Segmentation pipeline
- Atlas construction phase:
- Chose one subject form the dataset as the target image;
- Using the Slicer3 module to perform histogram matching from all other subjects to the target;
- Affine register all subjects to the target using flirt;
- Manually skull strip the target;
- Apply the brain mask to all subjects to obtain brain matter;
- Perform bias correction on the brain matters using the binary within ITK Insight Applications.

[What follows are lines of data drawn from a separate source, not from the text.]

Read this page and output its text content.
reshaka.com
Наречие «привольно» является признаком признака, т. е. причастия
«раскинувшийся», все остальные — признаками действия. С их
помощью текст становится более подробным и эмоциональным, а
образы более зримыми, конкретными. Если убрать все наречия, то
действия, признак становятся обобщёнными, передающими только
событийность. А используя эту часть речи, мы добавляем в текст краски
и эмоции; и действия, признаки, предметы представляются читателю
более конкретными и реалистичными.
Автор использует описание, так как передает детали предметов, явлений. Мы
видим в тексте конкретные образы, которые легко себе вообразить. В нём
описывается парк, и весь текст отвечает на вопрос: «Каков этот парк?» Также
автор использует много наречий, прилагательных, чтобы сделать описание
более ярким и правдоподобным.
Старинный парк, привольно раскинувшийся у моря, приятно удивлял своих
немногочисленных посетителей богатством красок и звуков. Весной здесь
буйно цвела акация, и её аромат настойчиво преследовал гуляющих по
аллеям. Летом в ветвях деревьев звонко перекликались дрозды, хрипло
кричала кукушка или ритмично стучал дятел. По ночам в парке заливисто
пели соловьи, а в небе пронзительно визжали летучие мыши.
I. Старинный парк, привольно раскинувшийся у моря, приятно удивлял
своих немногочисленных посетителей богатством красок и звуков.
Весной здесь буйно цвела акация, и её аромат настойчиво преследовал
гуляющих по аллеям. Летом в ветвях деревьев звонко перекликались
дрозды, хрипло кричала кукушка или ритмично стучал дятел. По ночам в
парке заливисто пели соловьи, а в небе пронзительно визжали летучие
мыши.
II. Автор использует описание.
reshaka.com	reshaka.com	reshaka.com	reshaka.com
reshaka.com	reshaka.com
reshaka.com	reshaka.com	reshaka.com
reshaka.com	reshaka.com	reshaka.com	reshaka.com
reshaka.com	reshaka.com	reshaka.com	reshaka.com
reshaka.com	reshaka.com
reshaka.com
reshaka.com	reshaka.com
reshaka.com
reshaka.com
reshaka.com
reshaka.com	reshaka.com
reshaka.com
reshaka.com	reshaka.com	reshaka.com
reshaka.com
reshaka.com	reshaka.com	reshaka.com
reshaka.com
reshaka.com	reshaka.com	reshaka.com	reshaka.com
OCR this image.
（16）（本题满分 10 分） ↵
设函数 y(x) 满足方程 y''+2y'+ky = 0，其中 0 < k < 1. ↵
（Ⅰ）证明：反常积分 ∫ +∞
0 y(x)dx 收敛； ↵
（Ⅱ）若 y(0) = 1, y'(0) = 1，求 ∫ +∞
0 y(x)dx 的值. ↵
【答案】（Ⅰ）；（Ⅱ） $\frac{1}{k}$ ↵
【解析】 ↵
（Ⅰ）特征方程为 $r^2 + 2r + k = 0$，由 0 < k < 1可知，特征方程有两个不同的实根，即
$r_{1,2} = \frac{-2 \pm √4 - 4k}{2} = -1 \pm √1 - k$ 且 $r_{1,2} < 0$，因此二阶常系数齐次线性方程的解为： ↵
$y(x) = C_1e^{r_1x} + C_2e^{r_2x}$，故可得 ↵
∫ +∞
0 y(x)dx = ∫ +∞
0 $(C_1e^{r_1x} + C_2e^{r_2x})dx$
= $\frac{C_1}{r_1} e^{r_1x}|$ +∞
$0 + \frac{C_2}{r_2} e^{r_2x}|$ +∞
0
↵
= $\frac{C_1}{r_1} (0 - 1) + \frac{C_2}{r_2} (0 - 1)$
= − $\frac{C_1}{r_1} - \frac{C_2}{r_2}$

- Affine register the brain matters of all subjects to that of the target using flirt, and save the transform as .mat;
- Subsequently, using Diffeomorphic Demons registration to register all subjects to the target and save the deformation field as .mha;
- Inverse the skull mask to obtain skull matter for all subjects;
- Apply the above obtained affine transformations and Demons deformations to deform their corresponding skull matter;
- Combine the brain matter and skull matter for each subject to obtain co-aligned brain images;
- Average the co-aligned images to generate the atlas;
- Apply KMS segmentation on all subjects, followed by manually correction of the segmentations;
- Collect all the segmentation results to generate tissue maps and the ECC masks.
- EM segmentation phase:
- Using the image of each subject as the target and the atlas as the source;
- For each subject, affine register its whole head image to the whole head atlas;
- Use the aligned brain mask from atlas to skull strip the subject image;
- Affine register the brain matter in the atlas to the masked brain matter of the subject, and save the transform as .mat;
- Subsequently, using Diffeomorphic Demons registration to register the brain matter in the atlas to that of the subject, and save the deformations as .mha;
- Apply the above obtained affine transformation and demons deformation to the tissue maps and ECC mask;
- Perform EM segmentation using the Slicer2/Slicer3 module.